Listen: Ted Perkins evaluates the difference between human search and AI evaluation and how that leads to a focus on GEO.

AI recommendations are already diverging from legacy channels

The consequences of failing to adapt to GEO are not theoretical. As a real-world example demonstrates, AI models are already making editorial choices with profound financial implications.

When multiple leading AI models were asked the same question, “What are the best travel rewards credit cards?” the results varied significantly. Brands such as United, Hyatt, and Citi appeared inconsistently across models. Marriott Bonvoy, a top pick on traditional review sites like NerdWallet, did not appear in any of the responses.

This matters for revenue. Ted’s research found that 30% of consumers already use AI assistants to identify or compare credit card options, a figure that is likely to grow.

The takeaway is clear: visibility in traditional channels does not transfer to AI. High search rankings and prominent placement on review sites mean little if an AI model does not surface the product. The logic behind these recommendations is hidden, with no clear way to understand why one product appears and another does not.

Credit cards are just one example.

Beyond retail banking

This is not a consumer-only issue.
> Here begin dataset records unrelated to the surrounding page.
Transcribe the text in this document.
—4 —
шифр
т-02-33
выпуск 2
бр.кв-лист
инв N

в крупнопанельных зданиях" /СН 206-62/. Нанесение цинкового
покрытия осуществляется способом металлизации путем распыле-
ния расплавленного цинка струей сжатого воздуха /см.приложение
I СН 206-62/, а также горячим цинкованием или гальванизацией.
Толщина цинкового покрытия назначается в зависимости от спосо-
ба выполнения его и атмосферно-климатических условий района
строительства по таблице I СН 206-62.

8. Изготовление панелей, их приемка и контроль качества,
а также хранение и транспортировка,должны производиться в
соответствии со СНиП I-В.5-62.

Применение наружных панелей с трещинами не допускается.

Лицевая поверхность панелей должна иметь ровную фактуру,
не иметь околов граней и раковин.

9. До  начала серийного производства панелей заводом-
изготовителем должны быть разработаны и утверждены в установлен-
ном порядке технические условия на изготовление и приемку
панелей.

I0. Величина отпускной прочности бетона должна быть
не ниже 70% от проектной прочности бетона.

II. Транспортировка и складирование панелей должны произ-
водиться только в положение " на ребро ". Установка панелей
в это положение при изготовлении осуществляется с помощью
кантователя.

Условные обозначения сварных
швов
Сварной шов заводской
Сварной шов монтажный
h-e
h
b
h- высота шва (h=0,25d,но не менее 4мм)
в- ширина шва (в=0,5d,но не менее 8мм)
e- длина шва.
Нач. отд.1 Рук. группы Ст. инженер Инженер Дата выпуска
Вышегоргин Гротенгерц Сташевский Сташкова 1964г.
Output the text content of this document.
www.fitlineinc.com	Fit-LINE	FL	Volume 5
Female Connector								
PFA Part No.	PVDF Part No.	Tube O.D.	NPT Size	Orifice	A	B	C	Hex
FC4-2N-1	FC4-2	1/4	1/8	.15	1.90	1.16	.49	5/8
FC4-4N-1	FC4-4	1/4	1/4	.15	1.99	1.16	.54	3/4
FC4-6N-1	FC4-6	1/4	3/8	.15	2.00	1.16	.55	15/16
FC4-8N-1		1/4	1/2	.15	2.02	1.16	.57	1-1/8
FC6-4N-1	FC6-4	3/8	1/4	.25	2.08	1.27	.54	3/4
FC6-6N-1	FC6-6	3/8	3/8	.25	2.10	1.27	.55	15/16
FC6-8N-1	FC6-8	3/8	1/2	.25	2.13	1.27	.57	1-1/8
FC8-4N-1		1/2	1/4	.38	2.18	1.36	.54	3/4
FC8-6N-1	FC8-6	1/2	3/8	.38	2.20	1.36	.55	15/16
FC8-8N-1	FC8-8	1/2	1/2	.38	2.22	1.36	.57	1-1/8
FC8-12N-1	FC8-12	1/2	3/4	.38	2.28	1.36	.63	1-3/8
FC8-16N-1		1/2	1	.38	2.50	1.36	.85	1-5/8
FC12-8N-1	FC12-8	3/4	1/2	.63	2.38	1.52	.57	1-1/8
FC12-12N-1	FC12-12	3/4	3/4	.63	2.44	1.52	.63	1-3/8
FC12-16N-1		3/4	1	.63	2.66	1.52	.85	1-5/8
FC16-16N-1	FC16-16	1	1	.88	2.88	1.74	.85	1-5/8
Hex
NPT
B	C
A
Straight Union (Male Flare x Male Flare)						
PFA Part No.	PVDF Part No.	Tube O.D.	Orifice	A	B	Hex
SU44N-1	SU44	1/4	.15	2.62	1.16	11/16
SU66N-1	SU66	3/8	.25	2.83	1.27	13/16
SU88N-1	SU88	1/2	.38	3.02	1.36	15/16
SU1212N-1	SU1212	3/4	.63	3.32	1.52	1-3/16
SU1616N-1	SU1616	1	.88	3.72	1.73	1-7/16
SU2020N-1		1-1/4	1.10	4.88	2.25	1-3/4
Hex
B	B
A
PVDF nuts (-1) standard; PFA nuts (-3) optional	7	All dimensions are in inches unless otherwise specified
The first-filter effect applies wherever decision-makers turn to AI:

  • Wealth management: A prospective client asks an AI for a financial advisor in their area. The model returns a shortlist. Advisors not included are never evaluated.
  • Commercial banking: An AI assistant evaluates treasury services based on available data, not relationships or brand recognition.
  • Insurance: An independent agent queries an AI for a complex policy. The carriers surfaced depend on how clearly product details are structured for machine interpretation.

The implications extend across financial services. The distribution model itself is shifting.

Three no-regret moves

The AI landscape will continue to evolve, but waiting for certainty is not a strategy. There are practical steps financial institutions can take now that remain valuable regardless of how the market develops:

  1. Assess current visibility: Understand how your firm, brand, and products appear across major AI models today.
  2. Benchmark competitors: Identify where AI systems favor alternative offerings and why. These gaps are often structural, not substantive.
  3. Build the capability to adapt: A one-time audit is not enough. Firms need ongoing intelligence into how AI agents evaluate them and how that evaluation is changing.

Listen: Ted Perkins outlines the uncertainties in the AI landscape.

Is your business ready?

Generative AI is already shaping how financial decisions are made. The shift is subtle, but the consequences are material.

The question is straightforward: do you know how your firm appears to AI systems today and whether you appear at all?

Firms that understand and optimize for this new reality will stay relevant. Those that wait risk being filtered out entirely.